Si pour certains, le choix de la vidéo s’est imposé en raison de leurs compétences personnelles, comme Vincent Verzat (Partager, c’est sympa), Naya Ali ou encore Mathieu et Lénie de Professeur Feuillage, pourquoi ce format vidéo pour les autres ? « C’était le blog avant, ça aurait pu être la radio libre il y a quelques décennies ; pour les années 2010, c’est la vidéo » , analyse Klaire, des chaînes Klaire fait grr et Dans ton flux. « C’est sûr que la vidéo est plus facile d’accès que des articles ou des livres », constate Gull, créateur de la chaîne Horizon-Gull. « Sur Youtube, il y a des personnes jeunes voire très jeunes. C’est un moyen très efficace pour les sensibiliser. D’après les retours que j’ai, on me dit "ça je ne pensais pas que c’était raciste ; tiens, ce terme là, je ne le connaissais pas"... », rapporte Naya Ali, qui vient de créer son média en ligne Gonz, un média « féministe intersectionnel ». (...)
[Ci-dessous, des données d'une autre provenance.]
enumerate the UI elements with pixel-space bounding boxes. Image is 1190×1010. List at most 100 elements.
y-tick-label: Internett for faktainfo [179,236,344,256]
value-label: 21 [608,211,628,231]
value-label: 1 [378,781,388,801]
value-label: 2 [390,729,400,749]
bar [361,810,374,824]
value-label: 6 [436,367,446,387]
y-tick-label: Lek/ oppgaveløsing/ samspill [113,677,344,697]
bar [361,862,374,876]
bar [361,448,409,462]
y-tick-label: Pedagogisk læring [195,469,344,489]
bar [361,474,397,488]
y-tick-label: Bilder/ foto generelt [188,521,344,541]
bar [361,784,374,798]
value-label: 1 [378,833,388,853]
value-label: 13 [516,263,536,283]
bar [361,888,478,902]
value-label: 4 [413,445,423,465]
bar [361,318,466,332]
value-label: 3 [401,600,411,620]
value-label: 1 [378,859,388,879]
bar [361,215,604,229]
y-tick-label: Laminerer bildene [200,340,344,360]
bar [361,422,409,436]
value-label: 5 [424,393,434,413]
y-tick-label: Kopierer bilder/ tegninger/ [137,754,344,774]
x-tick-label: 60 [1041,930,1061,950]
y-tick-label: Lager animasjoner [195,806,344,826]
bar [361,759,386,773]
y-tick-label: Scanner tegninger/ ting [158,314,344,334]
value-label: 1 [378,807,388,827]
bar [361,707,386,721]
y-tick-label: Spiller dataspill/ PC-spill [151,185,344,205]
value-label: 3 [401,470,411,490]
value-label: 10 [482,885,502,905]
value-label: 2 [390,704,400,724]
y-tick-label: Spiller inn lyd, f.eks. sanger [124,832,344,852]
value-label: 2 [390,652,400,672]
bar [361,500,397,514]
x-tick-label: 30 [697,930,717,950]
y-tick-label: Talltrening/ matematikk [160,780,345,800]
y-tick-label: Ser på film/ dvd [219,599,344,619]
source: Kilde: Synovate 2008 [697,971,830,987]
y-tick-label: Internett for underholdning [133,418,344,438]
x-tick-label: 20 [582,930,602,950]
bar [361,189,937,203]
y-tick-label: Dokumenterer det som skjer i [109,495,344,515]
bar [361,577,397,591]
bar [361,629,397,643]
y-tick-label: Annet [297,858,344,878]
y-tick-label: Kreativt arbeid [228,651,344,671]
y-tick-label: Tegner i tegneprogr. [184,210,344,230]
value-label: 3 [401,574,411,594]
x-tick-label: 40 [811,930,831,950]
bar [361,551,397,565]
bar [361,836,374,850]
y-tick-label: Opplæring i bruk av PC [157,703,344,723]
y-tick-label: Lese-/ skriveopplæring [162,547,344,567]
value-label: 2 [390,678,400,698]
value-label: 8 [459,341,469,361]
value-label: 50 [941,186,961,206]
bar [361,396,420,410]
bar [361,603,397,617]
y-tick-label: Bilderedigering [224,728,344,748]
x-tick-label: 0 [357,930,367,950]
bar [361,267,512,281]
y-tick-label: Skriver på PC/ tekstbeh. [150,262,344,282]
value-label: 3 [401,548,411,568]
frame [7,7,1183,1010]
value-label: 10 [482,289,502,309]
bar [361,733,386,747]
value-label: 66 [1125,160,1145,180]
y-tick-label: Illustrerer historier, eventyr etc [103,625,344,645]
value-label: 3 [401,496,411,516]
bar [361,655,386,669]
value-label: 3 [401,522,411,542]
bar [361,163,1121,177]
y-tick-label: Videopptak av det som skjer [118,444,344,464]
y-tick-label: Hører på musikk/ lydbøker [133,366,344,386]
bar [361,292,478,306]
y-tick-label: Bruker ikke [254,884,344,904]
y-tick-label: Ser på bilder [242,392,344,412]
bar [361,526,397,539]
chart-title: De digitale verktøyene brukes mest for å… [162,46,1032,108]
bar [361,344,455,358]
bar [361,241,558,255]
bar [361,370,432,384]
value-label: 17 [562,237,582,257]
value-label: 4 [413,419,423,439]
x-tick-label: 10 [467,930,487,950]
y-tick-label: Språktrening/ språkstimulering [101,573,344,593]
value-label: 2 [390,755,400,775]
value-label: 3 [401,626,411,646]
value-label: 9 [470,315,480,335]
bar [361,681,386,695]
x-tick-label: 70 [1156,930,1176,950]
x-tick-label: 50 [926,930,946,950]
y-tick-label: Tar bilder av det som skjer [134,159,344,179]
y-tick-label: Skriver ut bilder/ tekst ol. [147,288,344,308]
« Quand on marche dans la rue, pleins de gens nous reconnaissent. Le message que l’on reçoit alors est : "Vous m’avez donné du courage, de l’espoir et des moyens d’action pour agir", se réjouit Vincent Verzat de Partager, c’est sympa. « Avoir l’impression d’être le seul espoir de personnes qui ne sont pas bien, c’est quelque chose que l’on retrouve beaucoup chez les vidéastes qui traitent de sujets de minorités politiques », explique aussi Margot, créatrice de la chaine Vivre Avec. De plus en plus, les youtubeurs travaillent ensemble pour porter des messages communs sous la forme de vidéos collectives.